A snake in the grass. Now there’s a metaphor.
Everyone tries to calm down a breathless Madeline at the open of this episode, but they all appear to be missing the fact that she’s having a whale of a time. After all, they are traipsing through the ruins of an erotic temple: a monument erected to celebrate sensuality and sexual invention, now abandoned as the men who built it have wandered off somewhere else more interesting.
That might be another metaphor that Madeline herself is missing. The guide tells newcomer Farquar that the more important erotic carvings are around the back. ‘Aren’t they always,’ he responds, as if he’s spent most of his formative years in Soho bookshops in the fifties.
The Dalals have dinner, and Sita is the guest of honour, while Sunni is bridling with pleasant anger. ‘Look at you, so pink and fat,’ she spits at her brother in a textbook example of passive aggression. ‘Maybe one day you will be viceroy.’
The conversation soon descends into an Indian version of ‘what have the Romans ever done for us’. Sooni’s father can’t keep a lid on his irritation: ‘The British gave you an education to sit here scorning your own father,’ Sooni doesn’t argue. Not with that point, anyway.
The elder Dalals get a lovely scene to themselves later on, where we get to see them being husband and wife, rather than harried, proud parents. ‘I won’t to tell Aafrin to run,’ Bapi remarks, indicating that he’s the most progressive traditionalist in a thirty mile radius, ‘whenever the world tells him to stop.’ He might be telling his son to run even faster, if he could see how curious Alice attempts to catch Aafrin’s eye and heart: ‘I tried being unhappy. Other people seem to manage, don’t they?’

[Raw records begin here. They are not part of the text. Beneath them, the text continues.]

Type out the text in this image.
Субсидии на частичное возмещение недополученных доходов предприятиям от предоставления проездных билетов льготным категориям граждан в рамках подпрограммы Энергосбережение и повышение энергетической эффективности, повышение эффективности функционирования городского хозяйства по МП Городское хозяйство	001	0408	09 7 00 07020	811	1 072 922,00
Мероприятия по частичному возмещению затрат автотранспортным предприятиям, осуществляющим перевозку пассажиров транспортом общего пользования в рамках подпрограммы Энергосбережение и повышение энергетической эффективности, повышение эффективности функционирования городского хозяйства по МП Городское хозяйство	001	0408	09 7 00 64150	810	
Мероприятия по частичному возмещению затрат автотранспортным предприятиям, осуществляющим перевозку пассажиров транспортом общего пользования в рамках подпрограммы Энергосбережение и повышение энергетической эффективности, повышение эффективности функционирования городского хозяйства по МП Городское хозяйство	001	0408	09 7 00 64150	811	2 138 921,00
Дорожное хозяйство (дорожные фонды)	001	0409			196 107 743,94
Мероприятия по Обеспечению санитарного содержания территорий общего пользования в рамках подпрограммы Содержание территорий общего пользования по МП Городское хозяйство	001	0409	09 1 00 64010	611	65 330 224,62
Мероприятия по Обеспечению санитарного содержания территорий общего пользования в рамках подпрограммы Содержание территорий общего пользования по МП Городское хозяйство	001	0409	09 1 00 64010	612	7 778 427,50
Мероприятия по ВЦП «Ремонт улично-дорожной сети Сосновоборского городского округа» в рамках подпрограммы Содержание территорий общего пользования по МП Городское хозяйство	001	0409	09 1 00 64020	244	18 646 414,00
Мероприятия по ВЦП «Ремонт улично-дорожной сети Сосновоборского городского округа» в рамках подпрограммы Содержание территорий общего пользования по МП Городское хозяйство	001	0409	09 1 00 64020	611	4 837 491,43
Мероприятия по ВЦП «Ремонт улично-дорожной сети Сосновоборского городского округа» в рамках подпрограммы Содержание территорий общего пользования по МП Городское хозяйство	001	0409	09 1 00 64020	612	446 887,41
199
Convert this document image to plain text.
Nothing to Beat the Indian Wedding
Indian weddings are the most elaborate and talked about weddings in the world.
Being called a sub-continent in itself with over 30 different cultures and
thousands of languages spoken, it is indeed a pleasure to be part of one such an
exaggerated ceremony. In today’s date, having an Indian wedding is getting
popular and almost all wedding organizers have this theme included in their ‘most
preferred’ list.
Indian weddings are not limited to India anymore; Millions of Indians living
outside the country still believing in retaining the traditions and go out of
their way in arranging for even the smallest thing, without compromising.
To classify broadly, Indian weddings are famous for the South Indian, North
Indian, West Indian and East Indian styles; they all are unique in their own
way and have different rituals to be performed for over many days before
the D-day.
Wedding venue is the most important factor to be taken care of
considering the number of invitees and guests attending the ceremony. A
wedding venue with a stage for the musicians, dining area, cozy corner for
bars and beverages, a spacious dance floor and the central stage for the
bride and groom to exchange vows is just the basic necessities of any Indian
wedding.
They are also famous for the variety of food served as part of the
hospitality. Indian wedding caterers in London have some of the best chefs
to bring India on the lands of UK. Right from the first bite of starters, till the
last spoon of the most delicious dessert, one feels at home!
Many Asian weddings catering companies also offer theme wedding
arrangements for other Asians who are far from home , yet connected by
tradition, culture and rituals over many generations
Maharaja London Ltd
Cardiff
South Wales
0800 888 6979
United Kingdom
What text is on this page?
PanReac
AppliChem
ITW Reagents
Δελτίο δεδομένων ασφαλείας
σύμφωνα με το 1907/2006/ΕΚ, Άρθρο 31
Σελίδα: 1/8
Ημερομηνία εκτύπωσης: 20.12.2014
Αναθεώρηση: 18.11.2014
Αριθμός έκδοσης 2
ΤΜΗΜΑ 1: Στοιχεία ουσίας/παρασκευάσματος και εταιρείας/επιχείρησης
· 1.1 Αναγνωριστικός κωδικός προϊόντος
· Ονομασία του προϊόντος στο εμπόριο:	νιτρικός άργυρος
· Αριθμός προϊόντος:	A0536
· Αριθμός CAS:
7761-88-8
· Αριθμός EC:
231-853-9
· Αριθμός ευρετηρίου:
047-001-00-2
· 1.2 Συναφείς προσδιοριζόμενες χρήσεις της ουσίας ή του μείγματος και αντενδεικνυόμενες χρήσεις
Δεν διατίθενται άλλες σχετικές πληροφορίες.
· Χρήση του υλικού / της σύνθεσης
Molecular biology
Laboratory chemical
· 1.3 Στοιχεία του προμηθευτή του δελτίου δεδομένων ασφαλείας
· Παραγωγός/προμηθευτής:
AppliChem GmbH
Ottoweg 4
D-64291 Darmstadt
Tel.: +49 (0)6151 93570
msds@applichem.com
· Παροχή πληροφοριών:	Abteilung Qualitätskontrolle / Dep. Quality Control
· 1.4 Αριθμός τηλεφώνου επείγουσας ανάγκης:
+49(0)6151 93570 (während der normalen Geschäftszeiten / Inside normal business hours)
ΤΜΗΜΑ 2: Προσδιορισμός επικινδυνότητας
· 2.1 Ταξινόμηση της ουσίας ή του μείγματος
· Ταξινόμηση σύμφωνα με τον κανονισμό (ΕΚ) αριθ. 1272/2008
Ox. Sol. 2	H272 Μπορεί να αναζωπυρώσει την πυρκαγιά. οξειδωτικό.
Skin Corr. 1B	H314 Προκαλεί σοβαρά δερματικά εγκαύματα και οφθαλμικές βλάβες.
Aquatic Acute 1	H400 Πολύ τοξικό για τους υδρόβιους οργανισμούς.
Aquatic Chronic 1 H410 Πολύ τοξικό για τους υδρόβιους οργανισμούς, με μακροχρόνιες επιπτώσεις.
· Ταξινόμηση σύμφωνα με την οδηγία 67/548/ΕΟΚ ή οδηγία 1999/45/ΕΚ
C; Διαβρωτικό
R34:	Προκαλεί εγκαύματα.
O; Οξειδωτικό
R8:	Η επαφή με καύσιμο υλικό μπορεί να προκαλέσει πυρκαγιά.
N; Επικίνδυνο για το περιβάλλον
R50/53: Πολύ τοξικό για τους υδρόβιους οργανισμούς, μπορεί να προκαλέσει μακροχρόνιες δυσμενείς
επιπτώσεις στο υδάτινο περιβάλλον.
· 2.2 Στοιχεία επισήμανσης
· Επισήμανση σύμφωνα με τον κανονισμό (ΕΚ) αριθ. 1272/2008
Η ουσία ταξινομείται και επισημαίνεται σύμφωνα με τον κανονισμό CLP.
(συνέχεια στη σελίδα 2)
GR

Dougie is an interesting character. On the outside, he looks like the retro hipster that sold you an artisan coffee last week: tall, skinny, no dairy. That’s the coffee, by the way, not Dougie, but now you mention it. As the ‘uncle’ of the local orphanage, and saddled with yearning looks at the beautiful and intelligent Leena, he clearly fancies himself as a bit of a Heathcliff. But he flinches away from his wife, Sarah, who despite her complex faults, is making an effort to connect. But Dougie would much rather disprove the old ‘no man is an island’ theory.
This episode is full of the sort of revelations that are normally held back to the season finale (so yes, you win your bet: Ralph is Adam’s father), meaning that it’ll be interesting to see where things go in the remaining episodes (or indeed in the second season). But now, everyone is being dragged into everyone else’s conspiracies.
Ralph is spinning more plates than an entertainer at one of Cynthia Coffin’s tea parties, and it’s increasingly difficult to keep track of what he knows: the camera angle carefully hides his expression from us whenever he walks into a room where his sister is being doe eyed and breathless with Aafrin. He’s not so subtle with Captain Farquar later, though and moves quickly to support his sister by introducing Farquar to both gravity and a staircase.
Aafrin, used to taking notes from Ralph, will well understand the implications.
Aired at 9pm on Sunday 22 March 2015 on Channel 4.